From 75a7fa1919af749ba79a2b70c542320707837f61 Mon Sep 17 00:00:00 2001
From: Benoit Steiner <benoit.steiner.goog@gmail.com>
Date: Fri, 18 Dec 2015 14:07:31 -0800
Subject: [PATCH] Doubled the speed of full reductions on GPUs.

---
 .../Eigen/CXX11/src/Tensor/TensorReductionCuda.h       | 10 +++++-----
 1 file changed, 5 insertions(+), 5 deletions(-)

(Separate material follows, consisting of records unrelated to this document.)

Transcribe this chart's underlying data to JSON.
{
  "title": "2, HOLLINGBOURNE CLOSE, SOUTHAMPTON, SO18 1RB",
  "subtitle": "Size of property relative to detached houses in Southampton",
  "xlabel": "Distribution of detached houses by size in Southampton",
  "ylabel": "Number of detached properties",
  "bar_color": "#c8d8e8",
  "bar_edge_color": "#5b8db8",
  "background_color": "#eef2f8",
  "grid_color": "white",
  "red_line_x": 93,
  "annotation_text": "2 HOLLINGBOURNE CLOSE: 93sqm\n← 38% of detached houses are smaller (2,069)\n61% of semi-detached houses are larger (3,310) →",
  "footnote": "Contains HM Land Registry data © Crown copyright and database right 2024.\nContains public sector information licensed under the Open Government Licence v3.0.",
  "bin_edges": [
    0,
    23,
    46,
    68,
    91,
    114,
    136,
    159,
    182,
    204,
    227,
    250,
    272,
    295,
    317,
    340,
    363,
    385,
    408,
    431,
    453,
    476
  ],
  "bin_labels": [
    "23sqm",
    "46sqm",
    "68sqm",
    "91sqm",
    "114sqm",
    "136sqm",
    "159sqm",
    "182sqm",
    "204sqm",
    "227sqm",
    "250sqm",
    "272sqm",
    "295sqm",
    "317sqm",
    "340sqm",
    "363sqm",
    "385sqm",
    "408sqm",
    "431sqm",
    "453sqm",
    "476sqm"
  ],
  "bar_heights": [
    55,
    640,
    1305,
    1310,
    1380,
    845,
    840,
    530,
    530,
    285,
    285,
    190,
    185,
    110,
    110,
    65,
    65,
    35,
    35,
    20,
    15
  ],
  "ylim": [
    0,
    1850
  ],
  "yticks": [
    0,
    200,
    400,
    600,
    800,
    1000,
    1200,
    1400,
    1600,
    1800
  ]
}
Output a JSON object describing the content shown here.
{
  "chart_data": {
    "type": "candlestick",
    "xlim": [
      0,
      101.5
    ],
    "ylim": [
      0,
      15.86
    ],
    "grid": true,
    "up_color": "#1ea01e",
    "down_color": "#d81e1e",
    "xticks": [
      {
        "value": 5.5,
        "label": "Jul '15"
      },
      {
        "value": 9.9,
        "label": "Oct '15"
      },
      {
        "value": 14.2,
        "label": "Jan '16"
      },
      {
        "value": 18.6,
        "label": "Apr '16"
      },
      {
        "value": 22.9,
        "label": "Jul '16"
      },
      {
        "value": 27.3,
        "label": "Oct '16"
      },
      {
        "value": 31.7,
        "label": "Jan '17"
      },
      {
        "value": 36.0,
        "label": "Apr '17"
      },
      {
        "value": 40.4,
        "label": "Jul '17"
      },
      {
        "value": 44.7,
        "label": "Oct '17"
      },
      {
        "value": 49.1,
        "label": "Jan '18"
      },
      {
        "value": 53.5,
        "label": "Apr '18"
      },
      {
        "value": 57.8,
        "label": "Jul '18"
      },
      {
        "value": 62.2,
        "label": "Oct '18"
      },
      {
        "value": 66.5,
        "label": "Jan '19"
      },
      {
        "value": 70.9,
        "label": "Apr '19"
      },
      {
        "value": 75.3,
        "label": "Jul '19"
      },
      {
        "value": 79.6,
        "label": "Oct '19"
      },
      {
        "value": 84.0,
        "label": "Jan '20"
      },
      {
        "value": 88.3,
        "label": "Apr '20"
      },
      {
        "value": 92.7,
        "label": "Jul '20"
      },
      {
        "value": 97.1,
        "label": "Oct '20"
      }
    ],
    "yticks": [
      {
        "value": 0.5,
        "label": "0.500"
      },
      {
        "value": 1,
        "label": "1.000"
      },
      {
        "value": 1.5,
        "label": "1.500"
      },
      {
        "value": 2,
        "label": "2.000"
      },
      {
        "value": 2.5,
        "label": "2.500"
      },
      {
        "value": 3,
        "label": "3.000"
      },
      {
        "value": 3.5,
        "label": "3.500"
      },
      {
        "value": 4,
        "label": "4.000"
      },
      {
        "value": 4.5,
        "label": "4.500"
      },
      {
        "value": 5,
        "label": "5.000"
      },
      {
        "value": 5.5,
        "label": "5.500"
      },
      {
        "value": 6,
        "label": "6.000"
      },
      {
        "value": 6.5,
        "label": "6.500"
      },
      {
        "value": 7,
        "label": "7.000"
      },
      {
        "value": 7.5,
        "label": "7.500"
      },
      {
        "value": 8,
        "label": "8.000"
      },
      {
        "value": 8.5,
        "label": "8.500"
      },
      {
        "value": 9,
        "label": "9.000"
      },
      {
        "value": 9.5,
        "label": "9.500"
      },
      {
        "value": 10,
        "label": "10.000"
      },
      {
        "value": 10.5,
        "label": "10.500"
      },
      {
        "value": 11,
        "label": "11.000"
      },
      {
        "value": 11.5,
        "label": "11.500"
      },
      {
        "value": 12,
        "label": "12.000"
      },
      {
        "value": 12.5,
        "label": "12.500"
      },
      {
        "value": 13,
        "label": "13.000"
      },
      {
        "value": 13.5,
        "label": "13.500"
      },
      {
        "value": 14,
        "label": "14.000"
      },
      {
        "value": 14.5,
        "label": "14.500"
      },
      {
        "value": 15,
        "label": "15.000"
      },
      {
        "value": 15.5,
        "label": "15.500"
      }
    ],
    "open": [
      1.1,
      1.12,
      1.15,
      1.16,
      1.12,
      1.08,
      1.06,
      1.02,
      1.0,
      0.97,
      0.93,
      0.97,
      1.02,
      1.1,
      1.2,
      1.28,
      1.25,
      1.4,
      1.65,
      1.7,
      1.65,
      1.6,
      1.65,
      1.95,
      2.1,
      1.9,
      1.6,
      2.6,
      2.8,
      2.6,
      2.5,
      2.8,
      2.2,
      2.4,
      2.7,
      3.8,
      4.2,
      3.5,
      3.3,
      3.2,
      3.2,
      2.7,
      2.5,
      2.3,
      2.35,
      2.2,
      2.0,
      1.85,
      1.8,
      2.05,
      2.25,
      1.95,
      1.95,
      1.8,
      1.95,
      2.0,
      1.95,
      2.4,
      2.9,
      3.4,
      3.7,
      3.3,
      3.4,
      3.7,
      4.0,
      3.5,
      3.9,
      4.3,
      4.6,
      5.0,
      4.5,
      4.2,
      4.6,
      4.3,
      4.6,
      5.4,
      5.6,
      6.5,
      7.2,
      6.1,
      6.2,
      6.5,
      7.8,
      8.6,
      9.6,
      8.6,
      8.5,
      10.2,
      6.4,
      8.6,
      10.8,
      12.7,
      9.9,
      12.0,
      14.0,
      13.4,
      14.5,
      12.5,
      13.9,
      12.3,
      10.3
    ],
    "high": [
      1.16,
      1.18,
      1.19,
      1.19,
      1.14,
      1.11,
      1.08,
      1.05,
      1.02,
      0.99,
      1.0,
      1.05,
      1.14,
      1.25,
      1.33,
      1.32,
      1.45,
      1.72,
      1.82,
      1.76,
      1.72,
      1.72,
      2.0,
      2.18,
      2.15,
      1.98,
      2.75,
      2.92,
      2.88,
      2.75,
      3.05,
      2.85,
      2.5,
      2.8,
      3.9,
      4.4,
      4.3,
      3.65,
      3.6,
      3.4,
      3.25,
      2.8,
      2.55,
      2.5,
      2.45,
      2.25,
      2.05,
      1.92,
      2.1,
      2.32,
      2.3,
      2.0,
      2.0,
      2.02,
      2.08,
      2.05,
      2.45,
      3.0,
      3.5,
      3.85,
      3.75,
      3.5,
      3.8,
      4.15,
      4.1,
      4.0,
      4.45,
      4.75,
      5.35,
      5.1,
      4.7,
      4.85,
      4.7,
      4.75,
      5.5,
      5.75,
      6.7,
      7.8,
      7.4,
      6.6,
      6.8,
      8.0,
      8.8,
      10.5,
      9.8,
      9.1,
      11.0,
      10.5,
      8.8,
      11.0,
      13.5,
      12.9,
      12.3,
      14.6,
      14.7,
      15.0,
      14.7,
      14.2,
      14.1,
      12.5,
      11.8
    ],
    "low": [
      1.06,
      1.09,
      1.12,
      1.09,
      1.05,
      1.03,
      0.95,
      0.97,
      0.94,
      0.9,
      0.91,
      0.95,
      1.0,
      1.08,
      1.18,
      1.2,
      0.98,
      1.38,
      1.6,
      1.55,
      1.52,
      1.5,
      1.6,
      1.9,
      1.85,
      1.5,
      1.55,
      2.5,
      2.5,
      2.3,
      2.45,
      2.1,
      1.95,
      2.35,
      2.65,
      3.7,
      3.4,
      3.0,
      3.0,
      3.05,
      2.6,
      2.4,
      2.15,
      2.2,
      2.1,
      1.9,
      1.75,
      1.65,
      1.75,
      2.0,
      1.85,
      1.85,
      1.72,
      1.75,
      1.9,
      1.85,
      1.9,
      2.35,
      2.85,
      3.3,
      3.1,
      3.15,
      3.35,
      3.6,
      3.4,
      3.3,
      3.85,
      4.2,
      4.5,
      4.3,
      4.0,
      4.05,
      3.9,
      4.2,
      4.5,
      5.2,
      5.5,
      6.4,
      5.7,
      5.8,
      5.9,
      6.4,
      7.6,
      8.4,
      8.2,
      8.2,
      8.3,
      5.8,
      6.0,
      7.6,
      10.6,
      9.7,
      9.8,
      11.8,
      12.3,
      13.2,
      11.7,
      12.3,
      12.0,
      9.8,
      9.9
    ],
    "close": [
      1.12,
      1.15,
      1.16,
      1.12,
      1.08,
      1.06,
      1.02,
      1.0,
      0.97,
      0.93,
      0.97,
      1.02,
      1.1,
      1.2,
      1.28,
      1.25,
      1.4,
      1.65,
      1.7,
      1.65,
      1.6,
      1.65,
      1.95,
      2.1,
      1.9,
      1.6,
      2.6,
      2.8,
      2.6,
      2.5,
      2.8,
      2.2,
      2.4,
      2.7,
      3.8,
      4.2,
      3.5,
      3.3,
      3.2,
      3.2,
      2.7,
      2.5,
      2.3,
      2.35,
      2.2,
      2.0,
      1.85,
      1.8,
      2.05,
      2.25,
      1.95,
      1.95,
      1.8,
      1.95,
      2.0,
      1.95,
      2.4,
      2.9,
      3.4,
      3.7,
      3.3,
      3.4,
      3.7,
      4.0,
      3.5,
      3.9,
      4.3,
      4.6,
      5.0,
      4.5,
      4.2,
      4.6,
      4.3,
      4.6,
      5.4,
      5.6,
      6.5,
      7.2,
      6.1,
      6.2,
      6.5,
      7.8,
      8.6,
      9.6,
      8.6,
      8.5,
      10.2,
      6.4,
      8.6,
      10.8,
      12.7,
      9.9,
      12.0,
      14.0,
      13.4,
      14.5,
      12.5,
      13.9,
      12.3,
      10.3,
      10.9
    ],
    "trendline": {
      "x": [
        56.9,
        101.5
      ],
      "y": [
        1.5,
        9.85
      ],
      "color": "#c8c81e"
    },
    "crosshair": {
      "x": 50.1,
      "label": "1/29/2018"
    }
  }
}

diff --git a/unsupported/Eigen/CXX11/src/Tensor/TensorReductionCuda.h b/unsupported/Eigen/CXX11/src/Tensor/TensorReductionCuda.h
index 49102fca2..af1b9432c 100644
--- a/unsupported/Eigen/CXX11/src/Tensor/TensorReductionCuda.h
+++ b/unsupported/Eigen/CXX11/src/Tensor/TensorReductionCuda.h
@@ -87,15 +87,15 @@ __global__ void FullReductionKernel(Reducer reducer, const Self input, Index num
   }
 
   typename Self::CoeffReturnType accum = reducer.initialize();
-  for (Index i = 0; i < NumPerThread; ++i) {
-    const Index index = first_index + i * BlockSize;
-    if (index >= num_coeffs) {
-      break;
-    }
+  Index max_iter = numext::mini<Index>(num_coeffs - first_index, NumPerThread*BlockSize);
+  for (Index i = 0; i < max_iter; i+=BlockSize) {
+    const Index index = first_index + i;
+    eigen_assert(index < num_coeffs);
     typename Self::CoeffReturnType val = input.m_impl.coeff(index);
     reducer.reduce(val, &accum);
   }
 
+#pragma unroll
   for (int offset = warpSize/2; offset > 0; offset /= 2) {
     reducer.reduce(__shfl_down(accum, offset), &accum);
   }